Chengdu has a large pool of talent for research and development. In the 1950s, China's State Council decided to set the city up as a communications technology R&D base to meet national defense demands. Then, in 1956 it established the Chengdu University of Electronic Science and Technology to provide a large pool of qualified communications technology personnel for research and development.

By now, Chengdu has more than 70 research institutes, 30-plus enterprise technology centers, 50-plus state-level research labs, and around 40 institutes of higher education, which provide IT related programs.

These include Chengdu University of Electronic Science and Technology, Sichuan University, Southwest Jiaotong University, and Chengdu University of Information Technology.

According to the latest statistics, there are 2.27 million technicians and engineers working in the city, 220,000 of which work in the software industry.

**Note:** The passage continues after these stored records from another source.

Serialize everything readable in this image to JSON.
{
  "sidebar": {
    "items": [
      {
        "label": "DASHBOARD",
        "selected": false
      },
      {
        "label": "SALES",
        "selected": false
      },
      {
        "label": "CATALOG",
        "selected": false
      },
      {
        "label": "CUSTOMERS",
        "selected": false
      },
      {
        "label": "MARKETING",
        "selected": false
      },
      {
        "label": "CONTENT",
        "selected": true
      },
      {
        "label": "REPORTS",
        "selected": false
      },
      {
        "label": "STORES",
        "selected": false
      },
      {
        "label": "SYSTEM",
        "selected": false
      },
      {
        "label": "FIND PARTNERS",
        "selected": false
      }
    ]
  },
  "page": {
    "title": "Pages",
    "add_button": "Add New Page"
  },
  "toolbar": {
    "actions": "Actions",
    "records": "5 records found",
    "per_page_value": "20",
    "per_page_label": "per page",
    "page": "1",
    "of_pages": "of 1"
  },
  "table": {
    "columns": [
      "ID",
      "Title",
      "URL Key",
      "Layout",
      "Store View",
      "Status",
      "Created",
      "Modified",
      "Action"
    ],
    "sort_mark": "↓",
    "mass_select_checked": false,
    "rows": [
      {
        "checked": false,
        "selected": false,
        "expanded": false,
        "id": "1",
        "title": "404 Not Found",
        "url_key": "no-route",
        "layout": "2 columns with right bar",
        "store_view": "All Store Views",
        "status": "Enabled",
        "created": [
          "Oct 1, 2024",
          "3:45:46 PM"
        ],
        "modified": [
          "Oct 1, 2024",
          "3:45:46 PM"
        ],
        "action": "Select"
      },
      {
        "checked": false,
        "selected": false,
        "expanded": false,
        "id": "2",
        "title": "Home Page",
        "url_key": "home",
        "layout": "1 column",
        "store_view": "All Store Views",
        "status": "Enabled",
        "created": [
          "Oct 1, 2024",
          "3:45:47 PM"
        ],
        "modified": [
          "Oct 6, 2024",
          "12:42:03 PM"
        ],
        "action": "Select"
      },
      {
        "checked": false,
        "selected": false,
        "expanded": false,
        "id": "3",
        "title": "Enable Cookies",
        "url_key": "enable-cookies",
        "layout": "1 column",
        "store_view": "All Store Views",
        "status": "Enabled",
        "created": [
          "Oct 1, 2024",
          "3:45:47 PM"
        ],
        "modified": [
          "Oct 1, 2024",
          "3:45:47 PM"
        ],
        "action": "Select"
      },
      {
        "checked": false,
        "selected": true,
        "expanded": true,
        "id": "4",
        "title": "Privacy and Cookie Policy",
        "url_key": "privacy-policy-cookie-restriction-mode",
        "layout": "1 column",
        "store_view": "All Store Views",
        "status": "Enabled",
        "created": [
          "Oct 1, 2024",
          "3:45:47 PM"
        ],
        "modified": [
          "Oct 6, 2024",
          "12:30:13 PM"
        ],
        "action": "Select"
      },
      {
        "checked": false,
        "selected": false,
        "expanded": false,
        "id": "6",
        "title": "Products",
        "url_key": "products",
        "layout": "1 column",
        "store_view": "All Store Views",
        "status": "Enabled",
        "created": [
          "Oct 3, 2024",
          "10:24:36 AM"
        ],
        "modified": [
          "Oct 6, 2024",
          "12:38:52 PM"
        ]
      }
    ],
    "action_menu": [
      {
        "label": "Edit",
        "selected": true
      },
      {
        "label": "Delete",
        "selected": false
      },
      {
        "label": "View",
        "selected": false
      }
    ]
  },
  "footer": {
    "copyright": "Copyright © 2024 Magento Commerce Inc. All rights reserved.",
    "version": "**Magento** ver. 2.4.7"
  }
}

Chengdu's labor market is stable and has turnover rate of only 8 percent, much lower than for similar cities in China.

'Go West', an IT industry trend

When the financial crisis hit the global IT industry in 2008, a series of transfers began to take place. Chengdu, with its sound infrastructure, preferential policies, low operating costs, plenty of human resources, and good services, became one focus of this global IT industrial transfer. As of November 2011, it had 207 Fortune Global 500 firms, including IBM, Alcatel, Siemens, GE, Cisco, Ericsson, SAP, and Accenture. Of the world's top 20 software firms, 11 had a presence there.

In October 2010, the US' Forbes magazine put Chengdu at the top of its list of The World's Fastest-growing Cities over the next decade. In July of this year, Fortune magazine called Chengdu one of the best emerging business cities in the world.

A senior economist from the Asian Development Bank has noted that inland cities, such as Chengdu, have the conditions to attract firms from coastal metropolises who are trying to escape high land, production and traffic costs.

Chengdu has a large number of world-class enterprises, mainly in three areas of the communication industry. By November of this year, some of the world's major communications equipment manufacturers - Ericsson, Huawei, Nokia, Siemens, Alcatel-Lucent, and ZTE - had research institutes there.

The Huawei Research Institute is expected to pull in more than 10,000 engineers, focusing on TD-LTE research and development, in line with China's 4G standard. In the communications chip field, Freescale, Fujitsu, MediaTek, and Marvell have a presence.

In mobile terminals, it has Foxconn, Dell, Lenovo and TCL. Meanwhile, 50 percent of all laptop computer chips are tested in Chengdu, while 20 percent of all computers worldwide, and 70 percent of Apple iPads will be made here.

For the purpose of sharing technological innovations in mobile communication and provide a place for industrial information exchanges, as well as to discover future market opportunities, the Chengdu hi-tech zone has organized two editions of the Connected World Form, in December 2010 and 2011.

They focused solely on next-generation mobile communications technology and business trends, and attracted major telecommunications personnel from China Telecom, China Mobile, China Unicom, Deutsche Telekom, NTT Docomo, and Korea Telecom.

The ideas that were generated in these submits have helped propel the development of the next generation of the mobile communications industry.

Chengdu is clearly emerging as a mobile communications center with a large pool of talent and a thriving industrial environment, and has in fact become China's third city in the telecommunications industry.